P: Foi o caso, por exemplo, do pedido de prisão do governador Arruda?

R: A OAB cumpriu seu papel em defesa da Constituição e da moralidade pública ajuizando o pedido de prisão do governador no sentido de prevenir, com o bloqueio dos seus bens e de todos os deputados envolvidos, no sentido de proteger o erário do Distrito Federal. Se houver qualquer comprovação de que houve má versação do dinheiro público, com os bens bloqueados fica garantida a proteção do dinheiro público.

P: O senhor defendeu em seu discurso de posse que um dos objetivos da OAB é retirar o Brasil da 75ª posição no ranking das nações mais corruptas do planeta...

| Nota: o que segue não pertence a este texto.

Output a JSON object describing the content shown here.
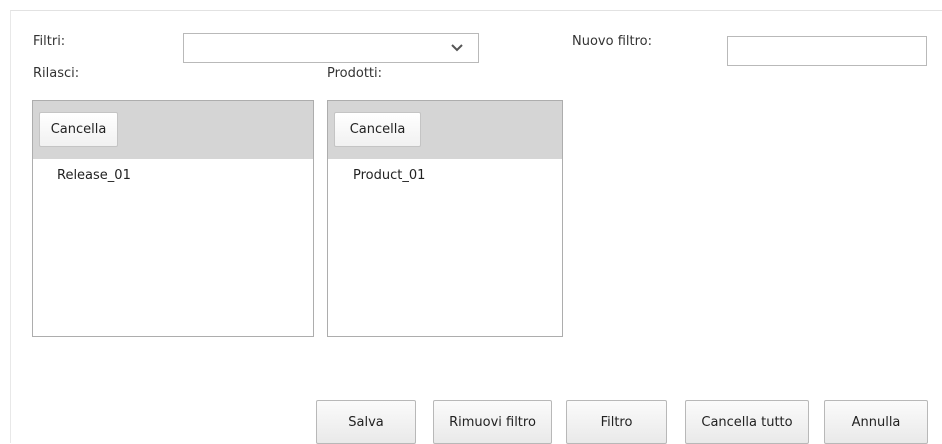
{
  "filters": {
    "label": "Filtri:",
    "selected_value": ""
  },
  "new_filter": {
    "label": "Nuovo filtro:",
    "value": ""
  },
  "releases": {
    "label": "Rilasci:",
    "clear_button": "Cancella",
    "items": [
      "Release_01"
    ]
  },
  "products": {
    "label": "Prodotti:",
    "clear_button": "Cancella",
    "items": [
      "Product_01"
    ]
  },
  "footer": {
    "save": "Salva",
    "remove_filter": "Rimuovi filtro",
    "filter": "Filtro",
    "clear_all": "Cancella tutto",
    "cancel": "Annulla"
  }
}
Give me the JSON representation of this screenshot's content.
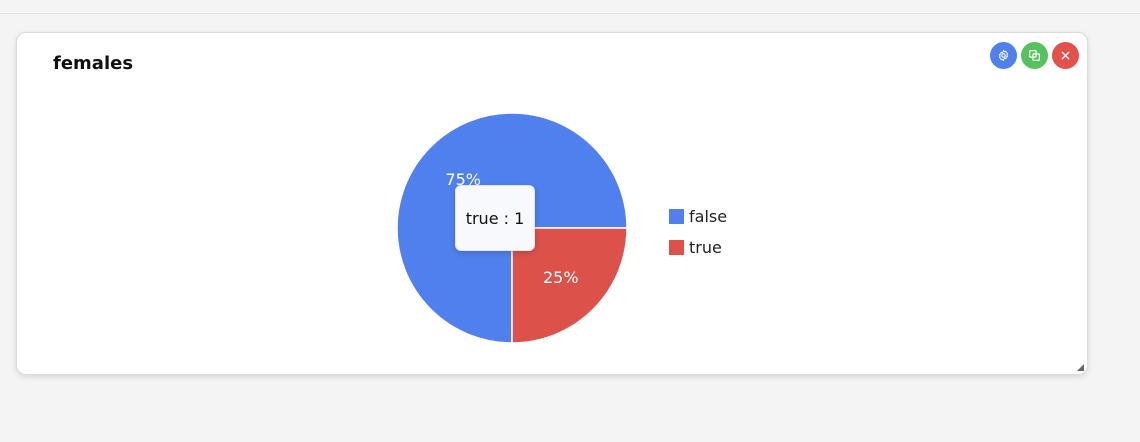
{
  "panel": {
    "title": "females"
  },
  "toolbar": {
    "settings_icon": "gear-icon",
    "duplicate_icon": "copy-icon",
    "close_icon": "close-icon",
    "settings_color": "#4f80ee",
    "duplicate_color": "#55c25b",
    "close_color": "#e4514c"
  },
  "tooltip": {
    "text": "true : 1"
  },
  "chart_data": {
    "type": "pie",
    "categories": [
      "false",
      "true"
    ],
    "values": [
      3,
      1
    ],
    "slice_labels": [
      "75%",
      "25%"
    ],
    "colors": [
      "#4f80ee",
      "#dc524a"
    ],
    "legend_position": "right"
  }
}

R: O ranking é de levantamento da ONG Transparência Internacional, divulgado em novembro de 2009. Essa cultura perversa traz consequências danosas para os diferentes setores da vida brasileira. E é nesse cenário, com todas as suas limitações, que teremos que operar milagres. Os poderes constituídos precisam assumir suas responsabilidades diante desse quadro. E há várias ações simultâneas a serem implementadas, cujo objetivo único pode ser resumido naquela Constituição que Capistrano de Abreu, há mais de um século, sugeriu para o Brasil: "Artigo 1º: Todo brasileiro deve ter vergonha na cara; artigo 2º - Revogam-se as disposições em contrário." Vergonha na cara é a receita básica de nossa emancipação. Somente com ela - e a partir dela - poderemos considerar a República efetivamente proclamada. E nós podemos fazer essa revolução moral e ética, pois a imensa maioria da população brasileira é formada por pessoas de bem, que trabalham dia e noite; que recolhem, com grande dificuldade, pelo menos quatro meses de salários por ano em impostos para permitir que o Estado promova o bem comum. Mas ele não promove. Essa virada ética depende de nós. Vamos exigir decência; vamos exigir e repudiar pelo voto aqueles que não têm vergonha na cara.

P: O senhor fez críticas recentes ao Judiciário. Qual deve ser o papel deste poder na vida do cidadão brasileiro?

R: Todas essas ações, que precisam envolver a sociedade, precisam estar em conjunção com uma premissa básica: o fortalecimento das instituições. O fortalecimento do Poder Judiciário. Sem um Judiciário forte, prestigiado, não há advocacia forte e prestigiada. São as duas faces de uma mesma moeda: a Justiça. É dever estatutário da OAB zelar pelas instituições jurídicas. Advocacia e magistratura são papéis que se complementam na tarefa única de produzir justiça. E é de justiça que o Brasil mais carece, para corrigir disparidades sociais e anomalias morais. Há necessidade de ampliar os controles do Judiciário e do Ministério Público sobre si próprios, melhorar a estrutura e a gestão de ambos para que possam exercer na plenitude seu papel e trabalhar por novas práticas que os aproximem da sociedade.